During his campus visit, Srinivasan met with OHIO and Russ College leadership and faculty, and also shared a meal with students. Members of the Engineering Ambassadors and Robe Leadership Institute (RLI) took advantage of the informal event to probe Srinivasan for professional advice and personal details.

“He’s the most interesting man in the world,” said Cody Burdwood, a mechanical engineering senior and RLI scholar, upon hearing Srinivasan’s response to Burdwood’s question about what he enjoys in his spare time: classical music, museums and traveling, specifically, to archaeologically historic sites. “The conversation transitioned to the great pyramids, which he has visited, and his thoughts on their construction. This conversation was paired with incredible knowledge he provided us on his technology,” Burdwood said.

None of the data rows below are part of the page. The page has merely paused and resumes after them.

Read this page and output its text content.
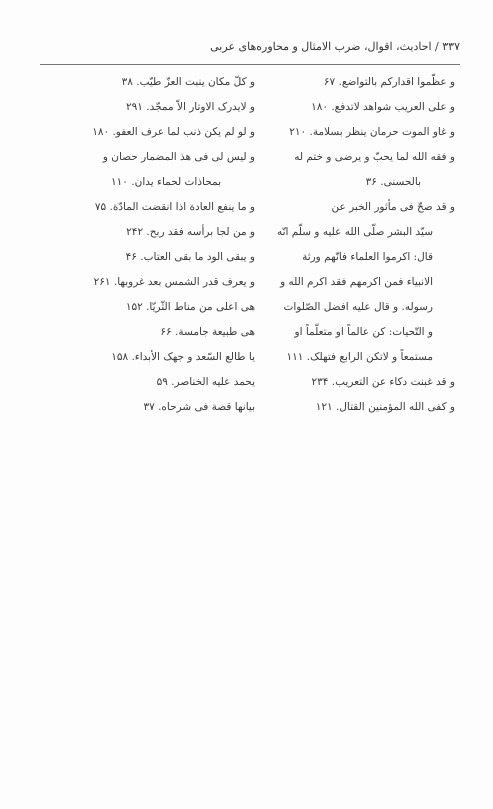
۳۳۷ / احادیث، اقوال، ضرب الامثال و محاوره‌های عربی
و عظّموا اقدارکم بالتواضع. ۶۷
و علی العریب شواهد لاتدفع. ۱۸۰
و غاو الموت حرمان ینظر بسلامة. ۲۱۰
و فقه الله لما یحبّ و یرضی و ختم له
بالحسنی. ۳۶
و قد صحّ فی مأثور الخبر عن
سیّد البشر صلّی الله علیه و سلّم انّه
قال: اکرموا العلماء فانّهم ورثة
الانبیاء فمن اکرمهم فقد اکرم الله و
رسوله. و قال علیه افضل الصّلوات
و التّحیات: کن عالماً او متعلّماً او
مستمعاً و لاتکن الرابع فتهلک. ۱۱۱
و قد غبنت دکاء عن التعریب. ۲۳۴
و کفی الله المؤمنین القتال. ۱۲۱
و کلّ مکان ینبت العزّ طیّب. ۳۸
و لایدرک الاوتار الاّ ممجّد. ۲۹۱
و لو لم یکن ذنب لما عرف العفو. ۱۸۰
و لیس لی فی هذ المضمار حصان و
بمحاذات لحماء یدان. ۱۱۰
و ما ینفع العادة اذا انقضت المادّة. ۷۵
و من لجا برأسه فقد ربح. ۲۴۲
و یبقی الود ما بقی العتاب. ۴۶
و یعرف قدر الشمس بعد غروبها. ۲۶۱
هی اعلی من مناط الثّریّا. ۱۵۲
هی طبیعة جامسة. ۶۶
یا طالع السّعد و جهک الأبداء. ۱۵۸
یحمد علیه الخناصر. ۵۹
بیانها قصة فی شرحاه. ۳۷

Srinivasan noted that the students’ aspirations and questions spoke volumes about their potential to make a difference in their careers.

“They certainly asked me a lot of pertinent questions,” Srinivasan said. “They were really top of the heap. No question about it. The way they asked questions and the way they reacted were impressive.”

And he offered some practical advice: “Have an honest picture of yourself before you try to convince anybody else. Make up your mind what it is you want in life, what would be most meaningful. If you say ‘make money,’ then how much money is enough?”

Professor Bob Williams, undergraduate chair of the Department of Mechanical Engineering, said the lecture was inspiring to his research in robotics and biomechanics.

“I was struck by how fantastic his research is. It has affected positively millions of patients,” Williams said. “That’s what I want to look for in my life. How can I do some research to have such a major impact? I was inspired by the far reach.”

When asked his thoughts on the Russ College’s motto, “Create for Good,” Srinivasan said he saw it as a two-part deal. “First of all the ‘creating’ part -- you have to be in the right mentality for creating things. Be observant be reacting to things and look for opportunities to create. Then, the ‘good’ part is, make sure that what you’ve done is meaningful. If you cannot convince yourself, you’re not going to convince anyone else.”